= Fort Darland =

Fort Darland was a post-mediaeval infantry fort built from 1870 to 1900 as part of the defensive network for Chatham Dockyard. It was demolished in the 1960s and the site used for housing. Some earthworks and encasement remain and are visible on aerial photographs.

During the Second World War Fort Darland was a British Army detention centre. The camp was one of twelve military detention centres in England, Scotland, and the Orkney and Shetland Islands. First and second-time offenders were sent to seven of the twelve prisons. Fort Darland drew Parliamentary attention after Rifleman William Clarence Clayton perished while incarcerated; two British Army Warrant Officers were criminally charged after an investigation into Clayton's death.

In addition to British Army personnel being incarcerated, members of the Canadian Army were also sentenced to Fort Darland upon conviction of first-time offences, usually sent up by their Commanding officers.

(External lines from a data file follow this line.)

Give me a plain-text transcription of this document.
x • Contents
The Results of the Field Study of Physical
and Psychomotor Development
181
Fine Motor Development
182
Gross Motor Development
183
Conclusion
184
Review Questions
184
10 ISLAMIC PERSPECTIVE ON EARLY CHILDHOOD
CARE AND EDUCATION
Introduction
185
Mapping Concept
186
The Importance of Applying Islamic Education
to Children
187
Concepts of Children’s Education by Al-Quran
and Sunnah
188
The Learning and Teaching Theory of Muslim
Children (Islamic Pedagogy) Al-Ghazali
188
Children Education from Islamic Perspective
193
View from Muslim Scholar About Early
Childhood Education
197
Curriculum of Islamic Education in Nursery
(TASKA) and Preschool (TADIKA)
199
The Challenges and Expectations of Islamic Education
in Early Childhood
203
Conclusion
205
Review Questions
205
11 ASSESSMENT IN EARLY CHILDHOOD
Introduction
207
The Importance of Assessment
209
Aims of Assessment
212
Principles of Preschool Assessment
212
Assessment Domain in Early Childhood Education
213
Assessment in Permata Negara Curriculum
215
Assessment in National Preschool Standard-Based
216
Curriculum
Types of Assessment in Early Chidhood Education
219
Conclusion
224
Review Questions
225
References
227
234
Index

Prior to Fort Darland becoming a detention centre it was an Army Technical school for boys, built in 1938 and opened for its first intake. In March 1939 it served as a school for both Royal Engineer and Royal Artillery enlisted boys. In 1940 during the Dunkirk evacuation the school became a transit camp for men returning from France the pupils having been sent home and subsequently to other Army schools.

After the war, the fort's tunnels were used as a mushroom farm.